PSA Group is extending a joint venture contract with Chinese partner Dongfeng Motor Group by 10 years to 2037.
The move is intended to ease concerns about the future of the partnership, Dongfeng said last week.
Dongfeng Peugeot Citroen Automobile (DPCA) was established in the central China city of Wuhan in 1992 as a 50-50 partnership between Dongfeng and PSA to build vehicles for Peugeot and Citroen brands.
After peaking at some 700,000 vehicles in 2015, the partnership’s annual sales have steadily declined, dropping to below 113,600 in 2019.
In the first five months of this year, deliveries shrank 67 percent to 17,876, according to data released by Dongfeng, a Hong Kong-listed company.

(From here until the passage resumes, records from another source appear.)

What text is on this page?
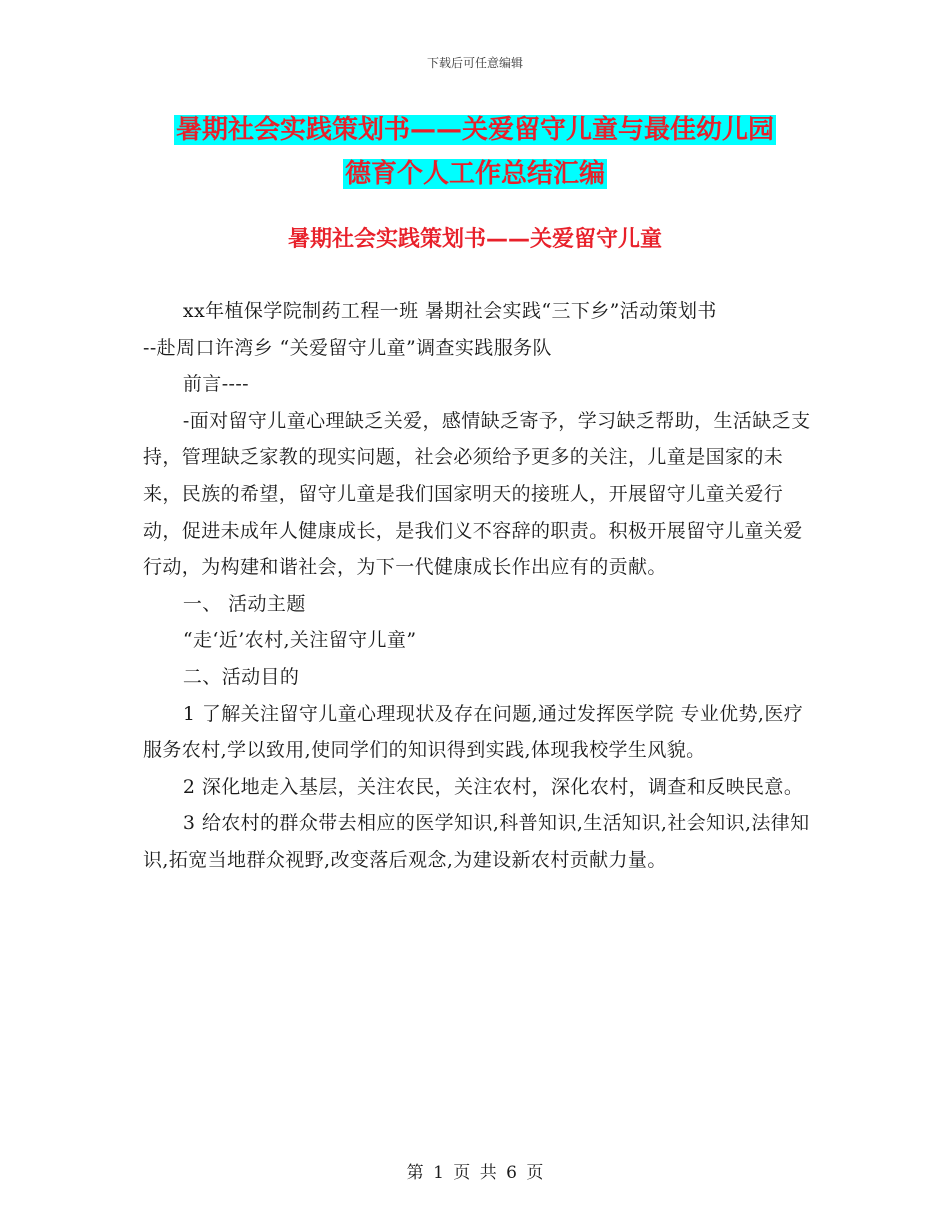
下载后可任意编辑
暑期社会实践策划书——关爱留守儿童与最佳幼儿园
德育个人工作总结汇编
暑期社会实践策划书——关爱留守儿童

xx年植保学院制药工程一班 暑期社会实践“三下乡”活动策划书

--赴周口许湾乡 “关爱留守儿童”调查实践服务队

前言----

-面对留守儿童心理缺乏关爱，感情缺乏寄予，学习缺乏帮助，生活缺乏支持，管理缺乏家教的现实问题，社会必须给予更多的关注，儿童是国家的未来，民族的希望，留守儿童是我们国家明天的接班人，开展留守儿童关爱行动，促进未成年人健康成长，是我们义不容辞的职责。积极开展留守儿童关爱行动，为构建和谐社会，为下一代健康成长作出应有的贡献。

一、 活动主题

“走‘近’农村,关注留守儿童”

二、活动目的

1 了解关注留守儿童心理现状及存在问题,通过发挥医学院 专业优势,医疗服务农村,学以致用,使同学们的知识得到实践,体现我校学生风貌。

2 深化地走入基层，关注农民，关注农村，深化农村，调查和反映民意。

3 给农村的群众带去相应的医学知识,科普知识,生活知识,社会知识,法律知识,拓宽当地群众视野,改变落后观念,为建设新农村贡献力量。

第 1 页 共 6 页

PSA, aiming to revive the alliance, is steering the rollout 14 new and refreshed products over the next three years, Dongfeng said.
DPCA has launched sales of the redesigned Peugeot 2008 crossover and the upgraded Citroen C3 sedan.
In addition, PSA plans to allow the joint venture, which can produce up to 700,000 vehicles a year, to build some future products for export, Dongfeng said, without divulging details about the plan.
DPCA is PSA’s sole production venture in China; last year, it shuttered a joint venture with Changan Automobile.
Changan PSA was incorporated in 2011 in the south China city of Shenzhen. With annual production capacity of 200,000 vehicles, it failed to achieve meaningful volume after launching output in 2013.